# Welsh Harlequins butcher age??



## OJ Rallye (Aug 4, 2005)

I got day old Welsh Harlequins in August. How many weeks to butcher age/size??
I'd like plenty of meat on them as the processor charges $10 to butcher ducks. On the other hand, the frequency of cleaning the brooder house where they spend the night is getting painful. 25 ducks should be able to play games or something instead of just pooping all night long.


----------



## GrannyCarol (Mar 23, 2005)

Well, at their age they should be out of a brooder situation and pooping somewhere you don't have to clean up after them at least part of the time! (Of course I don't know what you mean when you say "brooder pen".)

I wouldn't expect "plenty of meat" on a WH, they are a layer breed and never will be all that large when you've had Saxonys or Silver Appleyards! 

If I'm going to butcher duckling though, I do it about 12 weeks - AFTER they are done molting into their adult feathers. They hit a few days pause in feather growing about 8 weeks, but they will fill out quite a bit in that next month. After that, they won't get much more substantial. 

I've butchered excess WH drakes, if I remember right they were 3 lbs or so (I think carcass weight). Saxonys at the same age were 4 - 5 lbs and Silver Appleyards were 5 - 6 lbs. You get a lot more meat for your time and trouble with a larger breed. I raise Saxonys because, for me, they were more vigorous, lay better and brood and raise ducklings for me. Good trade off in my book.

Welsh Harlequins are good layers, long lived, sweet and pretty and mine would also brood eggs and raise babies - sometimes. Not sure why one year she would brood and the next didn't. If you like eggs, I'd keep a few of the girls for eggs, or try to sell them, they are very popular and you might get back more for your effort than the meat would give you.


----------



## Caprice Acres (Mar 6, 2005)

If they're 4 weeks or older, get 'em out of that brooder! I HATE cleaning brooders when they're ducks in it. I raise mine as naturally as possible (with their dams), and if they're brooded I do it for the absolute most minimal time period. I boot 'em out at 4 weeks. I have a higher incidence of angel wing in artificially brooded waterfowl, especially the longer they're in the brooder (actually, I've never had angel wing in a naturally raised baby waterfowl).

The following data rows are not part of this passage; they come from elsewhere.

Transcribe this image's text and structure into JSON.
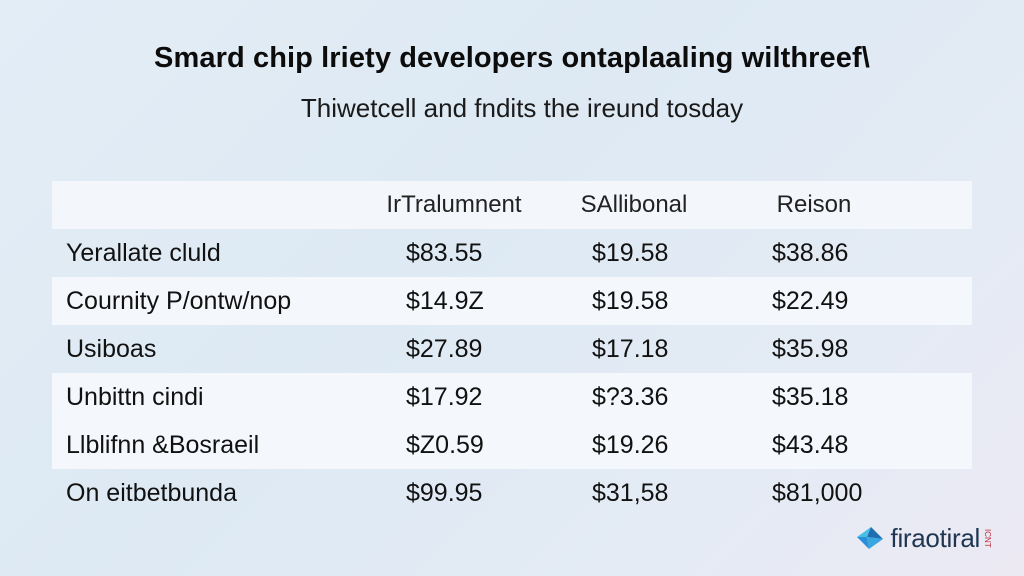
{
  "header": {
    "title": "Smard chip lriety developers ontaplaaling wilthreef\\",
    "subtitle": "Thiwetcell and fndits the ireund tosday"
  },
  "table": {
    "columns": [
      "",
      "IrTralumnent",
      "SAllibonal",
      "Reison"
    ],
    "rows": [
      {
        "label": "Yerallate cluld",
        "values": [
          "$83.55",
          "$19.58",
          "$38.86"
        ]
      },
      {
        "label": "Cournity P/ontw/nop",
        "values": [
          "$14.9Z",
          "$19.58",
          "$22.49"
        ]
      },
      {
        "label": "Usiboas",
        "values": [
          "$27.89",
          "$17.18",
          "$35.98"
        ]
      },
      {
        "label": "Unbittn cindi",
        "values": [
          "$17.92",
          "$?3.36",
          "$35.18"
        ]
      },
      {
        "label": "Llblifnn &Bosraeil",
        "values": [
          "$Z0.59",
          "$19.26",
          "$43.48"
        ]
      },
      {
        "label": "On eitbetbunda",
        "values": [
          "$99.95",
          "$31,58",
          "$81,000"
        ]
      }
    ]
  },
  "logo": {
    "text": "firaotiral",
    "tag": "ICNT",
    "icon": "bird-icon",
    "colors": {
      "primary": "#2a8fd6",
      "secondary": "#47c0e8"
    }
  }
}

I butcher all ducks at 12 weeks. Don't expect a ton of meat on the WH's though. They will butcher out to be 3lbs carcasses or so. We sell ours at 3.00/lb butchered weight, so if we used your processor we'd be loosing money drastically fast. We do our own. More work, but more cost effective. It's not that your processor is asking too much - ducks are a TON of work - but it's not worth it to us to have it done.


----------



## OJ Rallye (Aug 4, 2005)

The processor is licensed and inspected. We use them so we can sell processed birds to anyone including restaurants.

ONly 2-3 #s bagged for sale?
I still have the original 5 WH that Andrew had gotten from Holderreads.
I have a pair I hatched last summer from them.

I also have some Stanbridge whites.

They're all good layers and I have found a market for organic duck eggs. That's why I got the 25 ducklings. I intend to keep all the girls. I may keep a couple of drakes to add diversity to the stock.

The brooder house is the coop they sleep in. It has an attached yard that they went out into for a while. Now the gate to that yard is opened in the am and they mill around the courtyard with the other ducks, Scovies and geese.

This bunch of 25 rarely separate. They run around silly and make lots of noise when they move as a herd. My wife thought it was obnoxious and I told her to think she was watching Monty Python and laugh at them.:banana:


----------



## OJ Rallye (Aug 4, 2005)

mygoat said:


> I have a higher incidence of angel wing in artificially brooded waterfowl, especially the longer they're in the brooder (actually, I've never had angel wing in a naturally raised baby waterfowl).
> 
> Never had angel wing here!
> 
> I butcher all ducks at 12 weeks. Don't expect a ton of meat on the WH's though. They will butcher out to be 3lbs carcasses or so. .


We try to have the Scovies butchered @ 16-20 weeks. We recently had some done that were over a year. They weren't good sitters/ hatched almost nothing. The one I'm eating on now was slowed cooked and is great eating.

The WH that hatched 7/5 are noticeably larger and I assume have more meat than the hatchlings that arrived here in Aug.

Why do you do them at 12 weeks?


----------



## Caprice Acres (Mar 6, 2005)

Pin feathers are mostly in at that age, and their growth isn't fast enough to justify the feed past about 12 weeks. Does that mean we get to them at 12 weeks? Hardly ever.  We have approximately a bazillion muscovies - some older, some younger - that we'll be doing this coming weekend. I want to do everything I'm not keeping that's 12+ weeks.


----------



## GrannyCarol (Mar 23, 2005)

My butchering schedule is largely determined by feathering - you really don't want to butcher a duck that is growing new feathers, they are hard enough to pluck between molts. The next thing is size and how much they eat. After 12 weeks the feathers usually are ok until spring and they won't grow much, certainly not nearly as fast on the feed you give them. By twelve weeks, I have a good idea which ones I might want to keep for eggs or breeding next year, they have their first adult feathers and color and I can see size, build, etc. 

Also, I want to have extra ducklings out of the way before cold weather sets in here and feed and work increase.


----------



## OJ Rallye (Aug 4, 2005)

Not my favorite time but I had 14 more Scovies hatch last week.


----------